DACs are ambident electrophiles, which under appropriate conditions can undergo BAc2- or BAl2-nucleophilic substitutions to give, respectively, alkoxycarbonylation and alkylation reactions. The reactivity of DMC is tunable: at 90 °C, methoxycarbonylations take place, whereas at higher reaction temperatures methylation reactions are observed with a variety of nucleophiles. In the particular case of substrates susceptible to multiple alkylations (e.g., CH2-active compounds and primary amines), DMC allows unprecedented selectivity toward mono-C- and mono-N-methylation reactions with a chemoselectivity up to 99%.

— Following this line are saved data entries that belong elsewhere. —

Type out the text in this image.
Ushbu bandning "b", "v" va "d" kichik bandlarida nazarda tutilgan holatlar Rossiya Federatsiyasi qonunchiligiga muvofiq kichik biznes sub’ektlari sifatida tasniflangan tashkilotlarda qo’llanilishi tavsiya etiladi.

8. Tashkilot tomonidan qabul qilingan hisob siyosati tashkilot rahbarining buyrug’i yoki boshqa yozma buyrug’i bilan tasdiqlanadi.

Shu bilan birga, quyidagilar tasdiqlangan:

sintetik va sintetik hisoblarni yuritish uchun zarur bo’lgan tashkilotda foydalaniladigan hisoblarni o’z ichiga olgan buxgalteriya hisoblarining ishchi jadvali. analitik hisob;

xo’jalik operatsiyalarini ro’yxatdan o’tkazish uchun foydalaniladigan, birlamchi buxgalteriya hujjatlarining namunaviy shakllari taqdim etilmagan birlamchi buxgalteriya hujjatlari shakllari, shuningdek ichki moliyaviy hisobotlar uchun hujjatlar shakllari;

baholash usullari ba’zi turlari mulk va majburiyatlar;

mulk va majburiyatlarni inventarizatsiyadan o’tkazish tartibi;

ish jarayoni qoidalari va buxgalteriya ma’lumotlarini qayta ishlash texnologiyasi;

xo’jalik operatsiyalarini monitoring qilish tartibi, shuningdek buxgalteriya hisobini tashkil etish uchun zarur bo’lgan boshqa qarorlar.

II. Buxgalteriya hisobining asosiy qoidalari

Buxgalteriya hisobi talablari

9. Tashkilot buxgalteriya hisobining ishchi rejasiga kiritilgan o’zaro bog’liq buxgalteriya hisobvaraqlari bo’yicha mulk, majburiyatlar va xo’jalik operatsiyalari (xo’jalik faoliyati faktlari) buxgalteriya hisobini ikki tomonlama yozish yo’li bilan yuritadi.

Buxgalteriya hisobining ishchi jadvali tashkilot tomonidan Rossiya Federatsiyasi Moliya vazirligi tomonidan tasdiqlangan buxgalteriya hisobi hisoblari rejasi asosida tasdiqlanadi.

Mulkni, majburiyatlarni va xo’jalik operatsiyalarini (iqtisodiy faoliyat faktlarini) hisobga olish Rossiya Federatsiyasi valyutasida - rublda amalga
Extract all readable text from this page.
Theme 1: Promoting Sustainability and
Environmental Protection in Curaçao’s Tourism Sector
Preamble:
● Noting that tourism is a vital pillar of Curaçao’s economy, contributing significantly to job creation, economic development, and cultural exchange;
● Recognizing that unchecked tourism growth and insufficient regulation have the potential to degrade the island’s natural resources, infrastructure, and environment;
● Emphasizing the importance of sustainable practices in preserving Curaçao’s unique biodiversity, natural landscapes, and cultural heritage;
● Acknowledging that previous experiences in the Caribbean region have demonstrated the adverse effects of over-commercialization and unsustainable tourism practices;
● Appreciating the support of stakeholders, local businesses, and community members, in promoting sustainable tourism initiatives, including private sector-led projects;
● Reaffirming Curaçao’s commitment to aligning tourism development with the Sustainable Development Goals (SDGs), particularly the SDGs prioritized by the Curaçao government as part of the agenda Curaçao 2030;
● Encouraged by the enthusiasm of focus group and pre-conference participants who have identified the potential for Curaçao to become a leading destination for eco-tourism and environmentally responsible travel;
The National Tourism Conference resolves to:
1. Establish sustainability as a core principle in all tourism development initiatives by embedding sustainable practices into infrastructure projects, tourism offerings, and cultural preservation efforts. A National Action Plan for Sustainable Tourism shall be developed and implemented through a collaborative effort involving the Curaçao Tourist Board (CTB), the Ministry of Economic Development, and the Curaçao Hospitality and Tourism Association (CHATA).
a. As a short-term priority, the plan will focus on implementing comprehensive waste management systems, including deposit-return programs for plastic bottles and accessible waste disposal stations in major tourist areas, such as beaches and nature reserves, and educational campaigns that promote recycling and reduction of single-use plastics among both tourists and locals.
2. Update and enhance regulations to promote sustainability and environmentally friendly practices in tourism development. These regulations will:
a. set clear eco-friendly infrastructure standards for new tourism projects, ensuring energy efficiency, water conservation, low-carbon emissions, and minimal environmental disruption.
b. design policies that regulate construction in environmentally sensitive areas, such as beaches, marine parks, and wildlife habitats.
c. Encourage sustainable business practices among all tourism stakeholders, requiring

Moreover, DMC-mediated methylations are truly catalytic reactions that use safe solids (alkaline carbonates or zeolites), thereby avoiding the formation of undesirable inorganic salts as byproducts.

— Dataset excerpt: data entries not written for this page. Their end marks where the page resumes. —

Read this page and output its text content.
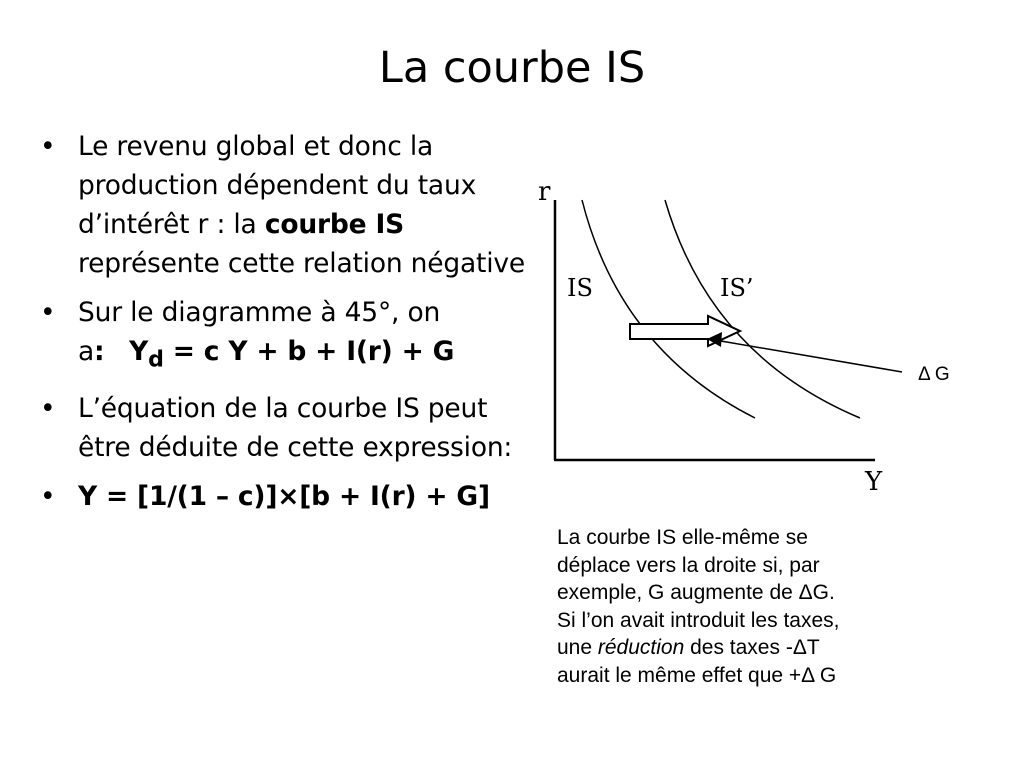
La courbe IS
• Le revenu global et donc la production dépendent du taux d’intérêt r : la courbe IS représente cette relation négative
• Sur le diagramme à 45°, on a: $Y_d = c$ Y + b + I(r) + G
• L’équation de la courbe IS peut être déduite de cette expression:
• Y = [1/(1 – c)]×[b + I(r) + G]
r
Y
IS	IS’
Δ G

La courbe IS elle-même se

déplace vers la droite si, par

exemple, G augmente de ΔG.

Si l’on avait introduit les taxes,

une réduction des taxes -ΔT

aurait le même effet que +Δ G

This groundbreaking achievement has definitely drawn attention toward the conception of procedures to activate the rather stable DACs with the aim of employing these compounds as green alternatives to their reactive chlorinated analogues.
This seminar reports also on DACs as alkoxycarbonylating agents and their applications in industry and fine synthesis, as well as alkylating agents including allylic alkylation using palladium catalysts and anchimerically driven alkylations via mustard carbonates analogues.

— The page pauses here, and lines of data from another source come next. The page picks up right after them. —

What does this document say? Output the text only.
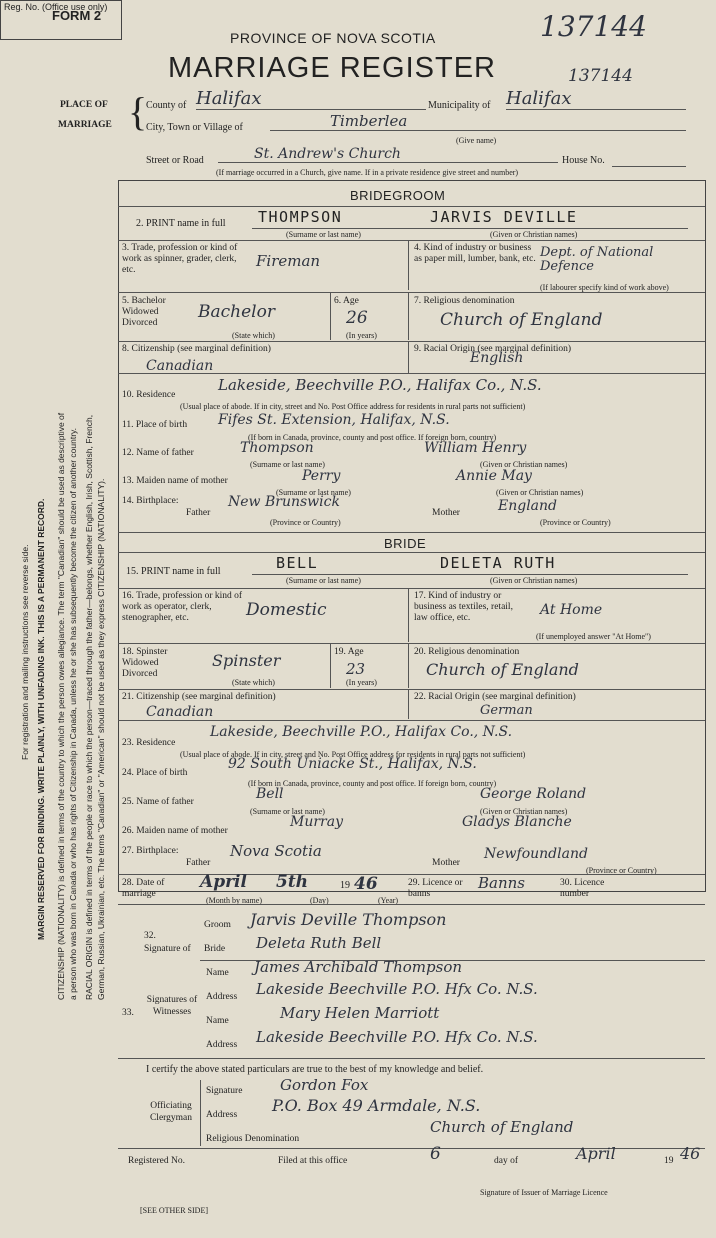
For registration and mailing instructions see reverse side. MARGIN RESERVED FOR BINDING. WRITE PLAINLY, WITH UNFADING INK. THIS IS A PERMANENT RECORD. CITIZENSHIP (NATIONALITY) is defined in terms of the country to which the person owes allegiance. The term "Canadian" should be used as descriptive of a person who was born in Canada or who has rights of Citizenship in Canada, unless he or she has subsequently become the citizen of another country. RACIAL ORIGIN is defined in terms of the people or race to which the person—traced through the father—belongs, whether English, Irish, Scottish, French, German, Russian, Ukrainian, etc. The terms "Canadian" or "American" should not be used as they express CITIZENSHIP (NATIONALITY).
FORM 2
PROVINCE OF NOVA SCOTIA
MARRIAGE REGISTER
137144
Reg. No. (Office use only)
137144
PLACE OF
MARRIAGE {
County of Halifax	Municipality of Halifax
City, Town or Village of	Timberlea
(Give name)
Street or Road	St. Andrew's Church	House No.
(If marriage occurred in a Church, give name. If in a private residence give street and number)
BRIDEGROOM
2. PRINT name in full THOMPSON	JARVIS DEVILLE
(Surname or last name)	(Given or Christian names)
3. Trade, profession or kind of work as spinner, grader, clerk, etc.	Fireman
4. Kind of industry or business as paper mill, lumber, bank, etc. Dept. of National Defence
(If labourer specify kind of work above)
5. Bachelor Widowed Divorced
Bachelor
(State which)
6. Age
26
(In years)
7. Religious denomination
Church of England
8. Citizenship (see marginal definition)
Canadian
9. Racial Origin (see marginal definition)
English
10. Residence
Lakeside, Beechville P.O., Halifax Co., N.S.
(Usual place of abode. If in city, street and No. Post Office address for residents in rural parts not sufficient)
11. Place of birth Fifes St. Extension, Halifax, N.S.
(If born in Canada, province, county and post office. If foreign born, country)
12. Name of father	Thompson	William Henry
(Surname or last name)	(Given or Christian names)
13. Maiden name of mother	Perry	Annie May
(Surname or last name)	(Given or Christian names)
14. Birthplace:
Father
New Brunswick
Mother	England
(Province or Country)	(Province or Country)
BRIDE
15. PRINT name in full	BELL	DELETA RUTH
(Surname or last name)	(Given or Christian names)
16. Trade, profession or kind of work as operator, clerk, stenographer, etc.	Domestic
17. Kind of industry or business as textiles, retail, law office, etc.	At Home
(If unemployed answer "At Home")
18. Spinster Widowed Divorced
Spinster
(State which)
19. Age
23
(In years)
20. Religious denomination
Church of England
21. Citizenship (see marginal definition)
Canadian
22. Racial Origin (see marginal definition)
German
23. Residence
Lakeside, Beechville P.O., Halifax Co., N.S.
(Usual place of abode. If in city, street and No. Post Office address for residents in rural parts not sufficient)
24. Place of birth
92 South Uniacke St., Halifax, N.S.
(If born in Canada, province, county and post office. If foreign born, country)
25. Name of father	Bell	George Roland
(Surname or last name)	(Given or Christian names)
26. Maiden name of mother
Murray	Gladys Blanche
27. Birthplace:
Father
Nova Scotia
Mother
Newfoundland
(Province or Country)
28. Date of marriage
April 5th	19 46
(Month by name)	(Day)	(Year)
29. Licence or banns
Banns	30. Licence number
32. Signature of
Groom Jarvis Deville Thompson
Bride Deleta Ruth Bell
33.
Signatures of Witnesses
Name James Archibald Thompson
Address Lakeside Beechville P.O. Hfx Co. N.S.
Name	Mary Helen Marriott
Address Lakeside Beechville P.O. Hfx Co. N.S.
I certify the above stated particulars are true to the best of my knowledge and belief.
Officiating Clergyman
Signature	Gordon Fox
Address P.O. Box 49 Armdale, N.S.
Religious Denomination
Church of England
Registered No.	Filed at this office	6	day of	April	19 46
Signature of Issuer of Marriage Licence
[SEE OTHER SIDE]
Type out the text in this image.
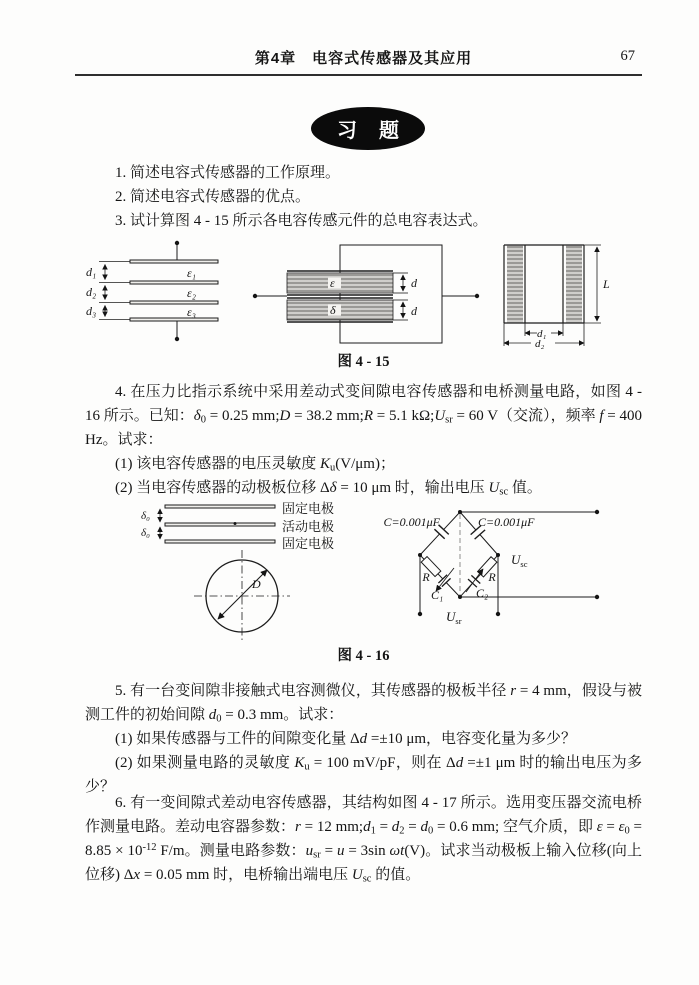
第4章　电容式传感器及其应用	67
习 题

1. 简述电容式传感器的工作原理。

2. 简述电容式传感器的优点。

3. 试计算图 4 - 15 所示各电容传感元件的总电容表达式。

d₁
d₂
d₃
ε₁
ε₂
ε₃
ε
δ
d
d
L
d₁
d₂
图 4 - 15

4. 在压力比指示系统中采用差动式变间隙电容传感器和电桥测量电路，如图 4 - 16 所示。已知：$\delta_0 = 0.25$ mm;D = 38.2 mm;R = 5.1 $k\Omega;U_{sr} = 60$ V（交流），频率 f = 400 Hz。试求：

(1) 该电容传感器的电压灵敏度 $K_u(V/\mu m)$；

(2) 当电容传感器的动极板位移 Δδ = 10 μm 时，输出电压 $U_{sc}$ 值。

δ₀
δ₀
固定电极
活动电极
固定电极
D
C=0.001μF	C=0.001μF
R	R
C₁	C₂
$U_{sc}$
$U_{sr}$
图 4 - 16

5. 有一台变间隙非接触式电容测微仪，其传感器的极板半径 r = 4 mm，假设与被测工件的初始间隙 $d_0 = 0.3$ mm。试求：

(1) 如果传感器与工件的间隙变化量 Δd =±10 μm，电容变化量为多少？

(2) 如果测量电路的灵敏度 $K_u = 100$ mV/pF，则在 Δd =±1 μm 时的输出电压为多少？

6. 有一变间隙式差动电容传感器，其结构如图 4 - 17 所示。选用变压器交流电桥作测量电路。差动电容器参数：r = 12 $mm;d_1 = d_2 = d_0 = 0.6$ mm; 空气介质，即 $\varepsilon = \varepsilon_0 = 8.85 \times 10^{-12}$ F/m。测量电路参数：$u_{sr} = u = 3\sin$ ωt(V)。试求当动极板上输入位移(向上位移) Δx = 0.05 mm 时，电桥输出端电压 $U_{sc}$ 的值。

The reactivity of organic carbonates toward several substrates and under different reaction conditions is described along with some distinctive DAC-mediated cyclization and transposition reactions which can be carried out under continuous-flow conditions.
The many efforts devoted to improving the industrial suitability of organic carbonates have unveiled an intriguing and innovative chemistry as demonstrated by the numerous publications and patents published on these compounds over the last thirty years.
Professor of Organic Chemistry; retired on 2016, he is responsible of scientific projects on Green Chemistry at Ca’ Foscari University of Venice and Coordinator of UNESCO-UNITWIN "Green Chemistry Excellence from Baltic Sea to Mediterranean Sea and Beyond".
He was guest researcher and teacher at College Station (Texas,1979-1981), Potsdam (New York, 1989-90) and Syracuse (New York, 1991-92), Chapel Hill, (North Carolina, 1995).
He is Member of the Bureau of IUPAC and Chair of IUPAC Interdivisional Committee on Green Chemistry for Sustainable Development.
P: Tundo is author of about 350 scientific publications, 40 patents and many books.
His scientific interests are in the field of organic synthesis in selective methylations with low environmental impact, continuous flow chemistry, chemical detoxification of contaminants, hydrodehalogenation under multiphase conditions, phase-transfer catalysis (gas-liquid phase-transfer catalysis, GL-PTC), synthesis of crown-ethers and functionalized cryptands, supramolecular chemistry, heteropolyacids, safe alternatives to harmful chemicals and finally Green Chemistry for Cultural Heritage.
He is the sole author of the book “Continuous flow methods in organic synthesis” E. Horwood Pub., Chichester, UK, 1991 (378 pp.), and editor of about 20 books.
P. Tundo was President of Organic and Biomolecular Chemistry Division of IUPAC (biennium 2007-2009) and holder of the Unesco Chair on Green Chemistry (UNTWIN N.o 731). He founded and was Chairman (2004-2016) of the Working Party on “Green and Sustainable Chemistry” of EuCheMS (European Association for Chemical and Molecular Sciences).
Founder of the IUPAC International Conferences Series on Green Chemistry, he was awarded by American Chemical Society on 1983 (Kendall Award, with Janos Fendler), and by Federchimica (Italian association of chemical industries) on 1997 (An Intelligent Future).
P. Tundo coordinated many institutional and industrial research projects (EU, NATO, Dow, ICI, Roquette) and was the founder and the Director of the 10 editions of the annual Summer Schools on Green Chemistry (Venezia, Italy) sponsored by the EU, UNESCO and NATO.